SXEU31 DWAV SYNOPTISCHE UEBERSICHT KURZFRIST
SXEU31 DWAV 171800
S Y N O P T I S C H E Ü B E R S I C H T K U R Z F R I S T
ausgegeben am Montag, den 17.08.2020 um 18 UTC
Markante Wettererscheinungen:
Auf Gewitter mit Starkregen folgt vorübergehend Wetterberuhigung, bevor die
Hitze einen neuen Anlauf nimmt.
Synoptische Entwicklung bis Donnerstag 12 UTC
Aktuell … nimmt die Modifizierung der Wetterlage über Europa und dem
Ostatlantik Fahrt auf. Als Ziel soll sich erneut eine Omegastruktur ausbilden,
bei jedoch die Kräfte nicht gleichwertig verteilt sind. Auf dem Weg dahin wird
als Ausgangsprozess das Höhentief, welches sich von der Iberischen Halbinsel
nordwärts verlagerte, am heutigen Abend und in der Nacht zum Dienstag vom
Höhentief westlich der Britischen Inseln langsam geschluckt. Übrig bleibt als
Artefakt in einem breit aufgestellten Langwellentrog ein kurzwelliger Anteil,
dessen Achse am Abend von Benelux bis nach Tschechien reicht. Genau dieser nimmt
im nun Fahrt auf und wird mit der Strömung unter Verkürzung der Wellenlänge
nordostwärts gesteuert.
Ausgangs der Nacht soll sich demnach die Achse des Kurzwellentroges schon vom
Emsland bis zur Neiße erstrecken und somit allmählich zonalere Strukturen
einnimmt. Bodennah korreliert der Kurzwellentrog mit einer schwachen
Tiefdruckrinne, die sich von Norddeutschland nach Polen verschiebt. Eingebettet
in diese Struktur liegt in den potentiell instabilen heißen Luft weiter eine
Konvergenzlinie (Feuchtekonvergenz). Zudem befeuert PVA auch der Trogvorderseite
die Gewittertätigkeit vor allem in dem Streifen von der Nordsee bis nach
Sachsen. Im Fokus stehen dort weiter Multizellen mit Back-Building. Somit
besteht bei PPW-Werten zwischen 30 und 45 mm erhöhtes Potential für heftigen
Starkregen, eng begrenzt auch extremen Starkregen, die auch im mehrstündigen
Intervall auftreten können. Bei CAPE-Werten am Abend von 500 bis 900 J/kg nach
ICONnest und weiter kaum nennenswerter Scherung sollte meistens kleinkörniger
Hagel zu verzeichnen sein. Vereinzelt kann bei hochreichenden Einzelzellen auch
Hagel bis 3 cm nicht ausgeschlossen werden. Der Wind spielt überwiegend eine
untergeordnete Rolle. Allerdings muss vor allem im Übergang zwischen trockener
und feuchter Luft im Osten, der bodennah teilweise noch eine signifikante
Inverse-V-Struktur aufweist, noch mit Sturmböen gerechnet werden, schwere
Sturmböen nicht ausgeschlossen werden.
Die Dry-Line, welche die trockene Luft aus Osten von der feuchten Luft im Westen
trennt, wird dabei ebenfalls nach Osten geschoben und verliert zudem an Kontur.
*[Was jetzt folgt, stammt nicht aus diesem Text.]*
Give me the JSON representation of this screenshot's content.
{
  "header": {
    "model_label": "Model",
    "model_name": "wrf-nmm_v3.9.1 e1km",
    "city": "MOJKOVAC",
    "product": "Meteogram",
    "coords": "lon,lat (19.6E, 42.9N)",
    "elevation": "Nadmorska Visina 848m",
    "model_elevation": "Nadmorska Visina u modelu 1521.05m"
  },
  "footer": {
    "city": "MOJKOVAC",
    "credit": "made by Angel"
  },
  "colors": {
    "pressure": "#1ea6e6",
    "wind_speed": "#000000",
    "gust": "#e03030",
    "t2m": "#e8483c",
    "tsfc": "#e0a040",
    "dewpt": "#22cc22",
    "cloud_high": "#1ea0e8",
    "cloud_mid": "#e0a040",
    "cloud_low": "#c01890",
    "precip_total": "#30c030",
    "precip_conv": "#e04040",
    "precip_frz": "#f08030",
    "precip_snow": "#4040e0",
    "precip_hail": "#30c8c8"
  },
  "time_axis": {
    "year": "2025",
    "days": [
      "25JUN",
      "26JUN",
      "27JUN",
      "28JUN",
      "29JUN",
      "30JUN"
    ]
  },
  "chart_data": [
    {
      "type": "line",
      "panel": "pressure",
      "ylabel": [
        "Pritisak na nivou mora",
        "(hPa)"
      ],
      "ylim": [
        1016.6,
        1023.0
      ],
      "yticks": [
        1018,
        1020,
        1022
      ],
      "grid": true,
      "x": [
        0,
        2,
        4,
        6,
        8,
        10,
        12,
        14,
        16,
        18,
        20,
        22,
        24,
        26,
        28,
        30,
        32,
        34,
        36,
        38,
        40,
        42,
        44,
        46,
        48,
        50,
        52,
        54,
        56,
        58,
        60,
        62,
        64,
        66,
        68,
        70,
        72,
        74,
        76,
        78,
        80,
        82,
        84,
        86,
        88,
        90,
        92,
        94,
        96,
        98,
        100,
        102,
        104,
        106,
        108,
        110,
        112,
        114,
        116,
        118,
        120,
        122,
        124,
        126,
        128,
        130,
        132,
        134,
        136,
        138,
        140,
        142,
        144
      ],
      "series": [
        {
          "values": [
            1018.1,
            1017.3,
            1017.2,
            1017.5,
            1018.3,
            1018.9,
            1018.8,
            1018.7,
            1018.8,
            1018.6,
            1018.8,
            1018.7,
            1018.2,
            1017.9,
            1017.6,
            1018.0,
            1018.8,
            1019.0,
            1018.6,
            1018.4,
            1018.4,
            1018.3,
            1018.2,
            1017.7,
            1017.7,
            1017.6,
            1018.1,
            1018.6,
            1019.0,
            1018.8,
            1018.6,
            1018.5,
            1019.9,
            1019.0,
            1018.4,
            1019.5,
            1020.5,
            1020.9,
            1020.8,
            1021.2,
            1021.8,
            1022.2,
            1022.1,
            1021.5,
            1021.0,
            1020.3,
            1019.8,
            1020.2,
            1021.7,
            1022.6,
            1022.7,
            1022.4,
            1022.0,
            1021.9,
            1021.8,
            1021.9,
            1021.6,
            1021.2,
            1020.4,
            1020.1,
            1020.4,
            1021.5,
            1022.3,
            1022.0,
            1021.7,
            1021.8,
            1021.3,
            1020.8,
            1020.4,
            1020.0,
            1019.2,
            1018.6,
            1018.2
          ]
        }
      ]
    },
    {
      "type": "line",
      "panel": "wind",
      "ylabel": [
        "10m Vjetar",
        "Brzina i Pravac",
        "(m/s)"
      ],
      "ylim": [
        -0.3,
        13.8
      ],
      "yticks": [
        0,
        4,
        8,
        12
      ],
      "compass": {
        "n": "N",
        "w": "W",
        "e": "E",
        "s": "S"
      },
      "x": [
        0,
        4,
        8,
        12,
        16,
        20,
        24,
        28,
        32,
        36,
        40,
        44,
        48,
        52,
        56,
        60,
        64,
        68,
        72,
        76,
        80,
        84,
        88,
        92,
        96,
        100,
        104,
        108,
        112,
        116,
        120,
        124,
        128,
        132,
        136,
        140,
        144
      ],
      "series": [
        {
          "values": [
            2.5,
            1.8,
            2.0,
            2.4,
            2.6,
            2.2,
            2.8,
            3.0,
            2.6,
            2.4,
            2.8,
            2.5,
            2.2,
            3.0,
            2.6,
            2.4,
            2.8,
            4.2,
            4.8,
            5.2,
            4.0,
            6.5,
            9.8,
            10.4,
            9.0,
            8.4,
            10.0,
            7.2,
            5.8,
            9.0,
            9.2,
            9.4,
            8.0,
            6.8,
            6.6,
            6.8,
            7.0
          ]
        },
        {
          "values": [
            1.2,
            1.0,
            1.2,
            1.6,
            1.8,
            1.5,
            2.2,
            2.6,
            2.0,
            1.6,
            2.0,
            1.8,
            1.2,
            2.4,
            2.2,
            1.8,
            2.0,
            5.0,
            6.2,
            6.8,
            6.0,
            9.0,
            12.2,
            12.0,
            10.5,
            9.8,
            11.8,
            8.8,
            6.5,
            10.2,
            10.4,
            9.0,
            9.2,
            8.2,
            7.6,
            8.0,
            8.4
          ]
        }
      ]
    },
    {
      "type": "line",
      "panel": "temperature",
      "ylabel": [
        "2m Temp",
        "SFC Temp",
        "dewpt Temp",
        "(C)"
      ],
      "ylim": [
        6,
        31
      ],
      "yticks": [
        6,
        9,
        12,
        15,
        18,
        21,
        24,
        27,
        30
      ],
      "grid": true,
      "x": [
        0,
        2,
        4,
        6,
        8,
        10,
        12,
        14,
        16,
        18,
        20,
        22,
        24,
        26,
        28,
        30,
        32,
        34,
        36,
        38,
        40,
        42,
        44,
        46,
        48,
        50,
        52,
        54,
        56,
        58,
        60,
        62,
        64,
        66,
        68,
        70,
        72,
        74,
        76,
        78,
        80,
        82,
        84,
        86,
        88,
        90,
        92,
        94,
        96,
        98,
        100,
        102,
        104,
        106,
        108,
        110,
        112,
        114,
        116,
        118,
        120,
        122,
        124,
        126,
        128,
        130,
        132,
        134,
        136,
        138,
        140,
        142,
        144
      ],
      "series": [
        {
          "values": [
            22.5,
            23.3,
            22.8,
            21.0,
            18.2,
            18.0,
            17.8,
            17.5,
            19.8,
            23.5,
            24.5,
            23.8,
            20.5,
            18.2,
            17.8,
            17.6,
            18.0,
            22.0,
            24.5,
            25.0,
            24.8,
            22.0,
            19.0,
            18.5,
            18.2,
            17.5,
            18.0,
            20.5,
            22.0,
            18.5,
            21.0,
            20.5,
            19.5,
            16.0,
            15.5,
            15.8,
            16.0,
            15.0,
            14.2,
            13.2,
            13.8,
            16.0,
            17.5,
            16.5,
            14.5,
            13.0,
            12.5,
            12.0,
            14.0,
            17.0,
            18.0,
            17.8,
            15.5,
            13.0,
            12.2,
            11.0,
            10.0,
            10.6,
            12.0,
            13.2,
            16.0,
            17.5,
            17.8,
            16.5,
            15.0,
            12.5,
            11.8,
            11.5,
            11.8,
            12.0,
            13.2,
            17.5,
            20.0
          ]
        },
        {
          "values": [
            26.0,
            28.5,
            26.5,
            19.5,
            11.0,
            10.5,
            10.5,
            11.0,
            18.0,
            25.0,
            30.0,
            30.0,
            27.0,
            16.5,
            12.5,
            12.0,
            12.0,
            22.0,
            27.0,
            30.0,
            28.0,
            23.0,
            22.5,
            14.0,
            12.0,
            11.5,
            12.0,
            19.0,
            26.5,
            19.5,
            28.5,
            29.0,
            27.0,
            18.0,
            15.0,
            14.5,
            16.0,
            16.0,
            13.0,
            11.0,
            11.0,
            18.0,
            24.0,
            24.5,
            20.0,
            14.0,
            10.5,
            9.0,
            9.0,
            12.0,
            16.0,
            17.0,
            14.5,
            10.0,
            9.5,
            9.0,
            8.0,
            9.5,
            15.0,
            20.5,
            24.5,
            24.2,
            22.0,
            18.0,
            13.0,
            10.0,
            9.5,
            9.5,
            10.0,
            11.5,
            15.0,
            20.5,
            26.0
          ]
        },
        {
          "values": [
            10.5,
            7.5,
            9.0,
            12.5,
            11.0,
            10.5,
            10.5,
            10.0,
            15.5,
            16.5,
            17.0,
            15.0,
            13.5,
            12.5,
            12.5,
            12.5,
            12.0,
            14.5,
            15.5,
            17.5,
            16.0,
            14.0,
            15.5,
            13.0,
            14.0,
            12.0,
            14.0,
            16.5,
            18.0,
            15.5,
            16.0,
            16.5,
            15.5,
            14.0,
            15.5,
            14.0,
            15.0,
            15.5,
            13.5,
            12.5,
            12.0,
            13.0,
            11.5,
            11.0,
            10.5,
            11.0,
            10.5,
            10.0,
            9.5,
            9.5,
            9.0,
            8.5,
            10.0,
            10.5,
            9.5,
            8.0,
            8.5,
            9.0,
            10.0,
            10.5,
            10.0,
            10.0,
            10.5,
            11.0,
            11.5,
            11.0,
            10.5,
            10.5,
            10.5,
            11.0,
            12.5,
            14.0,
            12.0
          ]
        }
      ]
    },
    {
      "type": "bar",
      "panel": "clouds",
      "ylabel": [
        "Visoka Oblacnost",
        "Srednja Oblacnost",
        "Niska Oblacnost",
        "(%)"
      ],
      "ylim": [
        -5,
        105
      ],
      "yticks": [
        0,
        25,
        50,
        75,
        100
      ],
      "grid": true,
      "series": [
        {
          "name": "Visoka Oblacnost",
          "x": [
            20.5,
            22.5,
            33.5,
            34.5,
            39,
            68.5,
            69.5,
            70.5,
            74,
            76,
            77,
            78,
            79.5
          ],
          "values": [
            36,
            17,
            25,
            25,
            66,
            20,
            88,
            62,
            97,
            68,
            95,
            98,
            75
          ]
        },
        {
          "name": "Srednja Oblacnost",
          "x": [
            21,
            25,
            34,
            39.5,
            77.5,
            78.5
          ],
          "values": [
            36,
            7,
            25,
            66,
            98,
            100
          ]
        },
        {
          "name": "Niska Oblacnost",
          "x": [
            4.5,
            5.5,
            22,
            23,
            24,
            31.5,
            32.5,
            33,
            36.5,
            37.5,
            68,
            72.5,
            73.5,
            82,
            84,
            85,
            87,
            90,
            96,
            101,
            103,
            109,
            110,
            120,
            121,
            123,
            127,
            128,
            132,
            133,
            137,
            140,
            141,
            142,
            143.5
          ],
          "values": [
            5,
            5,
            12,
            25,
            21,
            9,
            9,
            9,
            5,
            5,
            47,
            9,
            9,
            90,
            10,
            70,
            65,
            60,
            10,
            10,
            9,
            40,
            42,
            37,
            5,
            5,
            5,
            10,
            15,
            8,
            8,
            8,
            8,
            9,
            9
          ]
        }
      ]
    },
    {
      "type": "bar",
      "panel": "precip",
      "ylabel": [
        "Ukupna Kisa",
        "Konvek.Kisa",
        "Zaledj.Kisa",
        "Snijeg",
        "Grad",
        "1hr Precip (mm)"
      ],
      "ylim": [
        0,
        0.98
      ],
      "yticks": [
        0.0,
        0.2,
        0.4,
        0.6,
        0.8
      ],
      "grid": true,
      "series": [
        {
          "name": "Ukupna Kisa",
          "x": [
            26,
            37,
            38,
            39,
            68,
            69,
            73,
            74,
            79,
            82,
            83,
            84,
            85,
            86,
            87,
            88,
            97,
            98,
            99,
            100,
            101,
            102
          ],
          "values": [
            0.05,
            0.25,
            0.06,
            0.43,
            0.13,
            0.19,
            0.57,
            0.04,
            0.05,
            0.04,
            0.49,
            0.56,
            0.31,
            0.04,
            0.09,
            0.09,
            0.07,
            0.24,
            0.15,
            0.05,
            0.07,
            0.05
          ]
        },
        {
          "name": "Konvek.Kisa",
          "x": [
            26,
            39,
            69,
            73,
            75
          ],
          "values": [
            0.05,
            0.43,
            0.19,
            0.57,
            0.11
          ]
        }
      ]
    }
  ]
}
Zudem können auf der Westseite der feuchten Luft ebenfalls konvergente
Strukturen im Bodenfeld beobachtet werden, die gestützt von geringen
Hebungsimpulsen auch wiederholt Gewitter mit Starkregenpotential hervorrufen.
Dienstag … verlagert sich der Kurzwellentrog weiter nordostwärts. Die Achse
des Troges soll dabei am Abend etwa über Schleswig-Holstein und Oder liegen.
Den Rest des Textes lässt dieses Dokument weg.